A humans core needs are not negotiable. What do I need to feel happy, fulfilled and secure? Can you meet my needs? What do you need? Can I meet yours? Relationships as Dr. Gottman puts relationships require a solid friendship and foundation of trust. Communication and compromise are crucial.

Finding your outlet

Music was always my outlet. I loved singing songs I could relate with my own pain. Maybe it was my way of embarrassing my true feelings. One day I was inspired to write my own lyrics.
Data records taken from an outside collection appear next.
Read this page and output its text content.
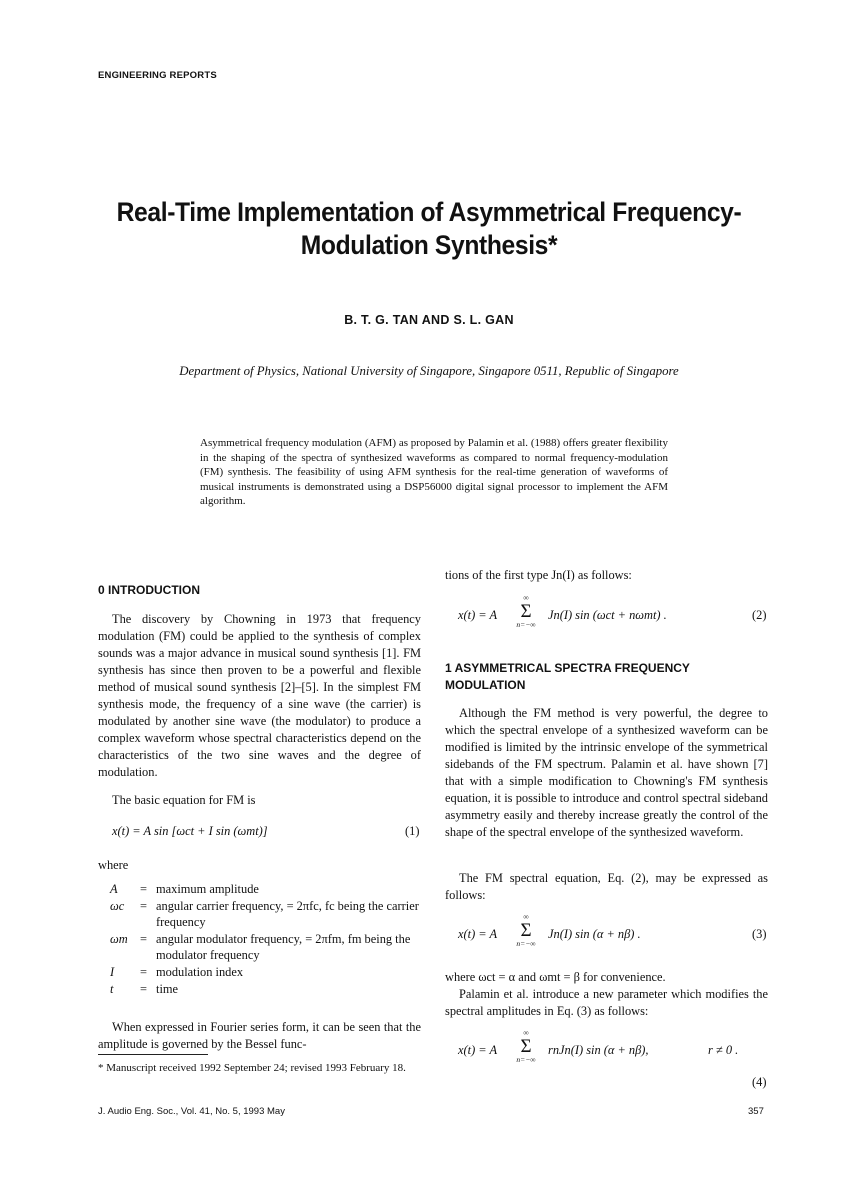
ENGINEERING REPORTS
Real-Time Implementation of Asymmetrical Frequency-
Modulation Synthesis*
B. T. G. TAN AND S. L. GAN
Department of Physics, National University of Singapore, Singapore 0511, Republic of Singapore
Asymmetrical frequency modulation (AFM) as proposed by Palamin et al. (1988) offers greater flexibility in the shaping of the spectra of synthesized waveforms as compared to normal frequency-modulation (FM) synthesis. The feasibility of using AFM synthesis for the real-time generation of waveforms of musical instruments is demonstrated using a DSP56000 digital signal processor to implement the AFM algorithm.
0 INTRODUCTION

The discovery by Chowning in 1973 that frequency modulation (FM) could be applied to the synthesis of complex sounds was a major advance in musical sound synthesis [1]. FM synthesis has since then proven to be a powerful and flexible method of musical sound synthesis [2]–[5]. In the simplest FM synthesis mode, the frequency of a sine wave (the carrier) is modulated by another sine wave (the modulator) to produce a complex waveform whose spectral characteristics depend on the characteristics of the two sine waves and the degree of modulation.

The basic equation for FM is

x(t) = A sin [ωct + I sin (ωmt)]	(1)
where
A	=	maximum amplitude
ωc	=	angular carrier frequency, = 2πfc, fc being the carrier frequency
ωm	=	angular modulator frequency, = 2πfm, fm being the modulator frequency
I	=	modulation index
t	=	time

When expressed in Fourier series form, it can be seen that the amplitude is governed by the Bessel func-

* Manuscript received 1992 September 24; revised 1993 February 18.
tions of the first type Jn(I) as follows:
x(t) = A
∞
Σ
n=−∞
Jn(I) sin (ωct + nωmt) .	(2)
1 ASYMMETRICAL SPECTRA FREQUENCY MODULATION

Although the FM method is very powerful, the degree to which the spectral envelope of a synthesized waveform can be modified is limited by the intrinsic envelope of the symmetrical sidebands of the FM spectrum. Palamin et al. have shown [7] that with a simple modification to Chowning's FM synthesis equation, it is possible to introduce and control spectral sideband asymmetry easily and thereby increase greatly the control of the shape of the spectral envelope of the synthesized waveform.

The FM spectral equation, Eq. (2), may be expressed as follows:

x(t) = A
∞
Σ
n=−∞
Jn(I) sin (α + nβ) .	(3)
where ωct = α and ωmt = β for convenience.

Palamin et al. introduce a new parameter which modifies the spectral amplitudes in Eq. (3) as follows:

x(t) = A
∞
Σ
n=−∞
rnJn(I) sin (α + nβ),	r ≠ 0 .
(4)
J. Audio Eng. Soc., Vol. 41, No. 5, 1993 May	357
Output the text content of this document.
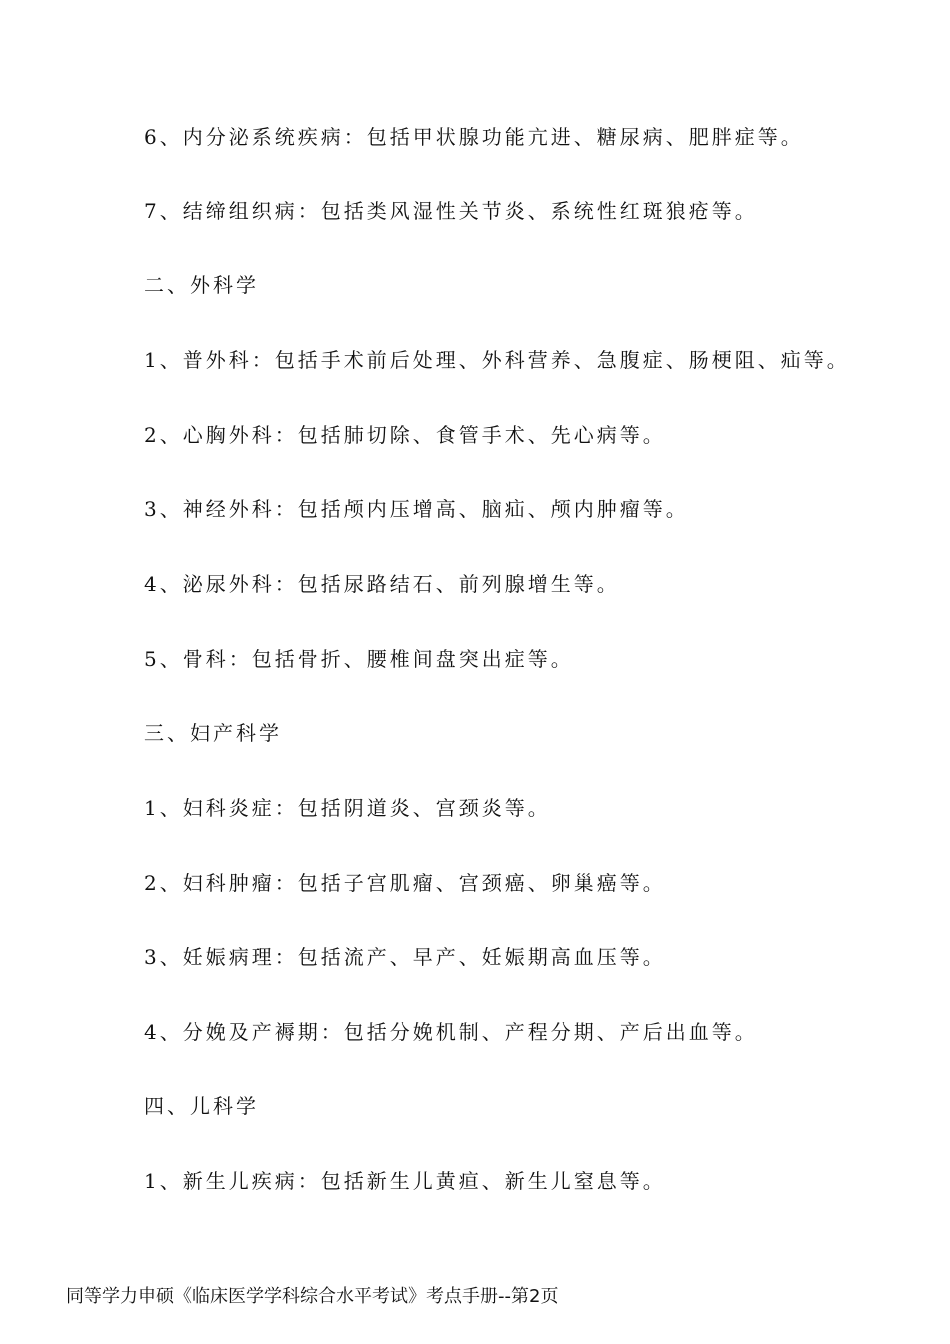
6、内分泌系统疾病：包括甲状腺功能亢进、糖尿病、肥胖症等。
7、结缔组织病：包括类风湿性关节炎、系统性红斑狼疮等。
二、外科学
1、普外科：包括手术前后处理、外科营养、急腹症、肠梗阻、疝等。
2、心胸外科：包括肺切除、食管手术、先心病等。
3、神经外科：包括颅内压增高、脑疝、颅内肿瘤等。
4、泌尿外科：包括尿路结石、前列腺增生等。
5、骨科：包括骨折、腰椎间盘突出症等。
三、妇产科学
1、妇科炎症：包括阴道炎、宫颈炎等。
2、妇科肿瘤：包括子宫肌瘤、宫颈癌、卵巢癌等。
3、妊娠病理：包括流产、早产、妊娠期高血压等。
4、分娩及产褥期：包括分娩机制、产程分期、产后出血等。
四、儿科学
1、新生儿疾病：包括新生儿黄疸、新生儿窒息等。
同等学力申硕《临床医学学科综合水平考试》考点手册--第2页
Come to find out I wasn’t bad at it. Haven’t ever stopped writing since. I found a way to get my thoughts out even if no one was listening. Of course, the thought of them not being understood is annoying, but not as annoying as the words replaying in my head. Exploiting them feels powerful. What I mean by finding a outlet is not finding a distraction. We have plenty of those in life. What I mean is finding something that allows us to process and express the feelings. They say, “the only way out is through.” Pick up a sport or go to the gym. Gym is another great outlet for myself. I’m not big on meditation but even just being outside alone with your own thoughts is close enough. Clearing you mind requires you to deal with yourself. Outlets boost your mood, lower stress, give a sense of accomplishments, increase mindfulness and in turn makes us happier people.

Boundaries

looking out for you

Saying “no” is ok if its against your opinions, values, and needs. Boundaries protect and define us. Setting boundaries leads to better relationships. By setting boundaries you are showing what you allow or are comfortable with. Tune into you feeling and being honest is a step to setting boundaries. Realize that others personal needs and feelings are not more important than you own. Don’t let anything or anyone else define you. First we must know what we want, give yourself permission to ask for it or say, “No”.  Ask without an apology, we must let go of guilt. Why feel guilty for being who you are?

Know when its a unsolvable situation and continual conflict. All problems have a solution. If setting your limits don’t work it may be time to walk away. Once we let go of a situation we tell our self is a “problem” and its really just a unavoidable conflict we can better focus our energy on real problems with real solutions.

  Don’t sacrifice yourself for others.